The design of the next generation incoherent scatter radar system, EISCAT_3D, opens up opportunities for physicists to explore many new research fields. On the other hand, it also introduces significant challenges in handling large-scale experimental data which will be massively generated at great speeds and volumes. This challenge is typically referred to as a big data problem and requires solutions from beyond the capabilities of conventional database technologies. To identify existing services and new services that can tackle the EISCAT_3D big data challenge, a collaboration has been formed in February 2013 among EISCAT_3D, EGI and the EUDAT infrastructures under the ENVRI project.
Phase 1 Proof of concept architecture draft
A 'Towards a Big Data Strategy for EISCAT-3D' document is emerging from the collaboration and it outlines a project that would take the first steps towards defining the EISCAT_3D big data strategy.

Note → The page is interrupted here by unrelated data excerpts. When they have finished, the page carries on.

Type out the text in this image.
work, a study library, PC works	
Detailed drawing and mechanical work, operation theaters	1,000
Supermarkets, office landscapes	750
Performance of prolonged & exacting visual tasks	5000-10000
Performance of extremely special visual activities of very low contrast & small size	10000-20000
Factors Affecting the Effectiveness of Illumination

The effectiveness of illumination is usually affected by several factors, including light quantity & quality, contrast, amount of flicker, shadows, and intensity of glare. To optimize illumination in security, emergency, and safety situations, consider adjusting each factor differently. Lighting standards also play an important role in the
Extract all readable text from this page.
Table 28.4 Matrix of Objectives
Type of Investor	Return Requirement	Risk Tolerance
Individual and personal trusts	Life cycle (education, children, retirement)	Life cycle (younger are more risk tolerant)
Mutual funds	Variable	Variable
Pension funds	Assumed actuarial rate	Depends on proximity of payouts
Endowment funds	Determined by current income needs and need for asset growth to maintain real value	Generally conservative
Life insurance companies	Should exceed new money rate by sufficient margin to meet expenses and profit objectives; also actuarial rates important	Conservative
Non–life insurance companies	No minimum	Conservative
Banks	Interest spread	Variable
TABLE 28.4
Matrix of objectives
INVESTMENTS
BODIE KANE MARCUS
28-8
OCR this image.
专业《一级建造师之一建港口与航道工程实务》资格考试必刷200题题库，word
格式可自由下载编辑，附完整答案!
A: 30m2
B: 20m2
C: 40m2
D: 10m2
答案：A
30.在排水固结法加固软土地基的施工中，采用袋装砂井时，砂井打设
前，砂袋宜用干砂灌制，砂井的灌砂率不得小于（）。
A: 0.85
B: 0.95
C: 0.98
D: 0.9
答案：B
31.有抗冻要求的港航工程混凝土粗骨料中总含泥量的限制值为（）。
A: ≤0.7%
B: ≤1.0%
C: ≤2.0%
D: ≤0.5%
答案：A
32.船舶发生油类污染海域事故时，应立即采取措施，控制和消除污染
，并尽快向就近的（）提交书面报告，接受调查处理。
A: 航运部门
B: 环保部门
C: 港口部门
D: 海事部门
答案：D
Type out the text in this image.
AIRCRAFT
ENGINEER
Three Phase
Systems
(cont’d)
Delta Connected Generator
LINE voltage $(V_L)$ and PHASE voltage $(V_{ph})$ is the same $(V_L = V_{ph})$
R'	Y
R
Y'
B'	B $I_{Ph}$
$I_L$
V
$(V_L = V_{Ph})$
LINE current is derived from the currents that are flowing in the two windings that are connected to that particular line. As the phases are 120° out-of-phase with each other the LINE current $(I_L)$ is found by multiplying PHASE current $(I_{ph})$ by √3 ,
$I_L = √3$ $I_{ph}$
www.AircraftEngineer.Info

- 'Towards a Big Data Strategy for EISCAT-3D' presentation (pdf) during 16th EISCAT International Symposium 2013
Phase 2 Requirements gathering
Following questionnaires has been used to collect requirements from EISCAT data managers and scientists:
For scientists: https://www.surveymonkey.com/s/ENVRI-EISCAT_Scientists
For data managers: https://www.surveymonkey.com/s/ENVRI-EISCAT_Data_managers
Phase 3 Prototype system based on technologies and resources of EGI and EUDAT
Development and pilot deployment of OSGC - OpenSource Geospatial Catalogue
Presentation: EGI OpenSearch Catalogue Appliances for EISCAT 3D
OSGC is an Open Source implementation of an OpenSearch GeoSpatial Catalogue compliant to OGC 10-32r3 specification, developed by EGI.eu (http://www.egi.eu/) under the ENVRI (http://envri.eu/) project.
OSGC provides a catalogue engine built on top of a PostgreSQL+Postgis database, which exposes a cusmizable OpenSearch interface. Most of the application configuration can be set from the Admin web interface, while Data Administrators have a separated Dropbox interface, which ease the management of the catalog and the data storage, and a Data Gateway interface, which controls access to data and produces data access statistics.
- OpenSearch catalogue engine with customizable output formats, products metadata, query schema, input formats (for ingestion).
- Web admin interface (to offer the catalog as a Platform-As-A-Service on the Cloud).
- Dropbox, to automatically extract metadata, register it into the catalogue and optionally push the data file into Cloud or other connected storage.
- Data Gateway interface, to control access to data, produce data access statistics and bridge non-http protocols
- OpenSearch web client interface, with the possibility to execute it remotely or as a standalone application (for integration into Cloud Virtual Laboratories PaaS services) and cumulative download (with shop-chart functionality).